Однако в связи с тем, что мы исследовали лишь фрагмент первой части данного произведения, в котором речь идет о душaх умерших детей с самым легким грехом, то в будущем стоит расширить объект исследования. Смотря на текст в целом, можно заметить, что он является более сложным для восприятия, поэтому кроме анализа отдельных фрагментов, следует его рассматривать полностью. Только комплексный анализ позволит прийти к выводу, насколько данный перевод соответствует подлиннику.
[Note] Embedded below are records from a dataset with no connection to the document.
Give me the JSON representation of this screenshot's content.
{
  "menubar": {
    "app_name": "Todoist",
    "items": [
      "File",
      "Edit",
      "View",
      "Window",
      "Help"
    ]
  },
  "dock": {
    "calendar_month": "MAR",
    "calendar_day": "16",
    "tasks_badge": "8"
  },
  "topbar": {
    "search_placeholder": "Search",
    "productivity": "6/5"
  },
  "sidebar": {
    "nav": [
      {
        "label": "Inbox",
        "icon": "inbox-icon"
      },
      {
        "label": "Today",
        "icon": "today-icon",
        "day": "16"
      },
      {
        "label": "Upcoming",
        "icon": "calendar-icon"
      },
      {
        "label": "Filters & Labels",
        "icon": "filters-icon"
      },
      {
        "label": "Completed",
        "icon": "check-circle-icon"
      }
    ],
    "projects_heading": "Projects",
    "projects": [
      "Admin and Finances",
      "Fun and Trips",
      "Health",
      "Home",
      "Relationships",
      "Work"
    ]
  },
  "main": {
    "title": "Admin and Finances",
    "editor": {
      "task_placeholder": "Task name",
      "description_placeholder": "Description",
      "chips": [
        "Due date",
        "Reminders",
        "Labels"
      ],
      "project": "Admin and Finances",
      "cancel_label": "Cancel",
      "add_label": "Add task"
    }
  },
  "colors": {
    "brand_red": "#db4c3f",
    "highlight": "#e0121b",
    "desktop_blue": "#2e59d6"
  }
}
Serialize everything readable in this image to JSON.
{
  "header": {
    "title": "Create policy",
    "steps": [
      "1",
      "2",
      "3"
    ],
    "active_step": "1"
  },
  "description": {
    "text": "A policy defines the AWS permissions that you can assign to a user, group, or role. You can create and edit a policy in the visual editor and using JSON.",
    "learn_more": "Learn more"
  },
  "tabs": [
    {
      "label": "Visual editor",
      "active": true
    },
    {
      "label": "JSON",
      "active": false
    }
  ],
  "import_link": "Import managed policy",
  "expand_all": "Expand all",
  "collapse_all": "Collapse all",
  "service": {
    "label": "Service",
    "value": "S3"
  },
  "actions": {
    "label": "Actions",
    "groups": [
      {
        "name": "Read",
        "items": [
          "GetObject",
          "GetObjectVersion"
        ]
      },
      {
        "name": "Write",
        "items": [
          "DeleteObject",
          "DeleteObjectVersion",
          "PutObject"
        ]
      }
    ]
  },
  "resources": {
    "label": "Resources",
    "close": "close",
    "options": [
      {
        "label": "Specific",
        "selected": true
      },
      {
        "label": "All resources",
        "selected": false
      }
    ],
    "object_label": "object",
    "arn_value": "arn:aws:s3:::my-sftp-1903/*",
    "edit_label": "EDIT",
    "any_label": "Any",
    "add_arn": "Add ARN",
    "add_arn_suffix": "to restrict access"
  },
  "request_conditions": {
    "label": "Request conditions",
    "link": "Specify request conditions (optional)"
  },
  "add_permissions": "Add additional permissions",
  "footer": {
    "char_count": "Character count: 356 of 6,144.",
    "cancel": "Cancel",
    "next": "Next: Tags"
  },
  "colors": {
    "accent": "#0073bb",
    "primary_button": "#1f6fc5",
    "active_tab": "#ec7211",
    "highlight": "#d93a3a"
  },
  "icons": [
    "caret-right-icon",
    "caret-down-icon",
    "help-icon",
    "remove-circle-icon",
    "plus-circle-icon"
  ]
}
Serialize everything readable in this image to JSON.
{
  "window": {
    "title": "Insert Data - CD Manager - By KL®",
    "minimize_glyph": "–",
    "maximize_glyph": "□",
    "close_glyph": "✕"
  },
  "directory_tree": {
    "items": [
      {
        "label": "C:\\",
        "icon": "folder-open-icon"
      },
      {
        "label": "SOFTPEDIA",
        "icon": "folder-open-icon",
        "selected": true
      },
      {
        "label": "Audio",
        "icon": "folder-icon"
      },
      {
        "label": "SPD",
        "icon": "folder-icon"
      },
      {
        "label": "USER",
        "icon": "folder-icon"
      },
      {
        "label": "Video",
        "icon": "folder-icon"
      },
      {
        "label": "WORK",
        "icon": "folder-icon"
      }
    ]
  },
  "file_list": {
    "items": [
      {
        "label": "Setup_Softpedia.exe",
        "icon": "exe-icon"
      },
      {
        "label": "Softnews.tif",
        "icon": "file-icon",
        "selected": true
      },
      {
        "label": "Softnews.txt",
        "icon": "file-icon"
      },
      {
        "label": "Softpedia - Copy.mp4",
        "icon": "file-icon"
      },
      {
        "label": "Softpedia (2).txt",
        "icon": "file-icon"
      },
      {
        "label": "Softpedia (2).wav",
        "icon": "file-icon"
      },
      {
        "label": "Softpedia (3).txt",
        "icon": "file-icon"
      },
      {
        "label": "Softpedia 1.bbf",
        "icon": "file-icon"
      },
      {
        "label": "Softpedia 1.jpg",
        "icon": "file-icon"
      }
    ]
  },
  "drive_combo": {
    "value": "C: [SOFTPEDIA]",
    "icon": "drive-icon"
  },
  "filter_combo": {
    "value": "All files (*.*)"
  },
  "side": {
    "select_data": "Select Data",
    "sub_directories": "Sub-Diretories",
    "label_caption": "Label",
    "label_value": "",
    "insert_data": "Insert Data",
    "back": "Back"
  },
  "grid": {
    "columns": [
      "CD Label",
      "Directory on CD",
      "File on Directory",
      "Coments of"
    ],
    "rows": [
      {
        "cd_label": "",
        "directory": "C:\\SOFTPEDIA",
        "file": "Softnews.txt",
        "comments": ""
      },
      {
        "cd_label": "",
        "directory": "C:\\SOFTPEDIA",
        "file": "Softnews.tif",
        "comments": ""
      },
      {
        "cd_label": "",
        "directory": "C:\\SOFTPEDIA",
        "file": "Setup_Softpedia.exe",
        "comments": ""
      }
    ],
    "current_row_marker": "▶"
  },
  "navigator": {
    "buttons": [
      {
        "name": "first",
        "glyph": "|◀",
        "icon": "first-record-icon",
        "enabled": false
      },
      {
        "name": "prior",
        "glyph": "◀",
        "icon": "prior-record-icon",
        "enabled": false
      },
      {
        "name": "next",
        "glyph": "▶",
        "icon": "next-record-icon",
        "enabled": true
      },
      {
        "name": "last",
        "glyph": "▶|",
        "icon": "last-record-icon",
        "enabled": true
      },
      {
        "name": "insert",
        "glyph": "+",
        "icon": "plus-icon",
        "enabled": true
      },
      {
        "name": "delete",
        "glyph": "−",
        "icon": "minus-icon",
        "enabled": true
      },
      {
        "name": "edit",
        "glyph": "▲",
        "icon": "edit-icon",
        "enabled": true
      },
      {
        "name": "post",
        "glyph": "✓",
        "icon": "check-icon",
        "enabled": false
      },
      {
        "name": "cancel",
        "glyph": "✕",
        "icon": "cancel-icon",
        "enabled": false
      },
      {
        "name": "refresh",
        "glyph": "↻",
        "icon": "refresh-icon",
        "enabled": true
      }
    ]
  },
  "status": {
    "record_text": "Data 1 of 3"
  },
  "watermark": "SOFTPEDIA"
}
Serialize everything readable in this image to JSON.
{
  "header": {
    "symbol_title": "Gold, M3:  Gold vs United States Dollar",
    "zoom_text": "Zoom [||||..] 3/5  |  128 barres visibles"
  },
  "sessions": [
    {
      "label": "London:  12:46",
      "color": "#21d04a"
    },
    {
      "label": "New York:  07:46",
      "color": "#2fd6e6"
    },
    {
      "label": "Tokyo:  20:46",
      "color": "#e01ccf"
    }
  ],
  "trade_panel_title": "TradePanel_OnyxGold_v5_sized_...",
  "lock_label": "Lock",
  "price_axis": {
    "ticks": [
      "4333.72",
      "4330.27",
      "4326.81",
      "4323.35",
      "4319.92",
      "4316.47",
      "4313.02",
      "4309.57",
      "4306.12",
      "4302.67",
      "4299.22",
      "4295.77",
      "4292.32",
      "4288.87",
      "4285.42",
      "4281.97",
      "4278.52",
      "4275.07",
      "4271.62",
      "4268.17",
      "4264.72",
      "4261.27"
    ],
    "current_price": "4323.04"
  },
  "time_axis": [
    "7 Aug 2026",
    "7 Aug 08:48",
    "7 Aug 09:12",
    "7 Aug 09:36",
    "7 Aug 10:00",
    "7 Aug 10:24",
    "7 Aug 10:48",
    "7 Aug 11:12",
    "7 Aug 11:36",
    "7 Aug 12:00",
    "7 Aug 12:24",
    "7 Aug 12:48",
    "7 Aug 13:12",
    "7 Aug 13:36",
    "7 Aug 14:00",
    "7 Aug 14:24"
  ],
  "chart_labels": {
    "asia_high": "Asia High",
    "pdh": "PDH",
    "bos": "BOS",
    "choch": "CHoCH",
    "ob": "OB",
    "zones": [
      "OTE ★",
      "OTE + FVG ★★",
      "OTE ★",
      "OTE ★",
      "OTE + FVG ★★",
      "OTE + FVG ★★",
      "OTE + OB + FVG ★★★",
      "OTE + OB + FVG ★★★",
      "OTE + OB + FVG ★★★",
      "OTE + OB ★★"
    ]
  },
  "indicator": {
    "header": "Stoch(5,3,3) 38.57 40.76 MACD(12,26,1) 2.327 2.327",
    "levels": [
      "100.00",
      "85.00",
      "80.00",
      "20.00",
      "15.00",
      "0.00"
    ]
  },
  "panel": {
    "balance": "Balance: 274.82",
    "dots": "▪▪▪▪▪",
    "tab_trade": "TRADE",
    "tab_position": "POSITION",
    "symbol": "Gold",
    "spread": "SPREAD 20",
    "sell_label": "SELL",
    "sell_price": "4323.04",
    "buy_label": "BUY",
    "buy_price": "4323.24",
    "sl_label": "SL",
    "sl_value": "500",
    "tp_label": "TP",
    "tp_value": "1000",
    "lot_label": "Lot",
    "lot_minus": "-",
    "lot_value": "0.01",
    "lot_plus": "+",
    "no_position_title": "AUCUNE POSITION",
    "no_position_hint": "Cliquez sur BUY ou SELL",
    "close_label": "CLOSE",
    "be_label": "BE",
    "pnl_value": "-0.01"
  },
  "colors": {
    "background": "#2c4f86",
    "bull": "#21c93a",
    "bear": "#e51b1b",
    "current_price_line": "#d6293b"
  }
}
Ключевые слова: перевод, сравнительный анализ, Дзяды, А. Мицкевич, Л.Н. Мартынов.
Summary
The purpose of this article is to provide a linguistic analysis of selected aspects of L.N. Martynov’s translation of Part II of Adam Mickiewicz’s Dziady (Forefathers’ Eve).
The significance of this research lies in the fact that Dziady is a foundational intertext within Polish culture, necessitating its study from various perspectives. Furthermore, Part II of Dziady has received comparatively less scholarly attention than Part III or Mickiewicz’s other works.
L.N. Martynov’s translation is the most widely recognized version and is easily accessible via online resources. This study focuses particularly on word choice and how the translated text is perceived by the target audience. Descriptive and comparative methods were employed in the analysis.
The findings indicate that certain translation strategies employed by Martynov result in a slightly altered image for the reader compared to the original. However, this does not significantly affect the overall reception of this fragment.
It is worth noting that this study examines only a fragment of Part II, specifically the section concerning the souls of deceased children with minor sins. Future research should expand the scope to include a comprehensive analysis of the entire text. A broader perspective would reveal the challenges posed by the full poem’s complexity and allow for a more accurate assessment of how well the translation aligns with the original.
Keywords: translation, comparative analysis, Dziady (Forefathers’ Eve), A. Mickiewicz, L.N. Martynov.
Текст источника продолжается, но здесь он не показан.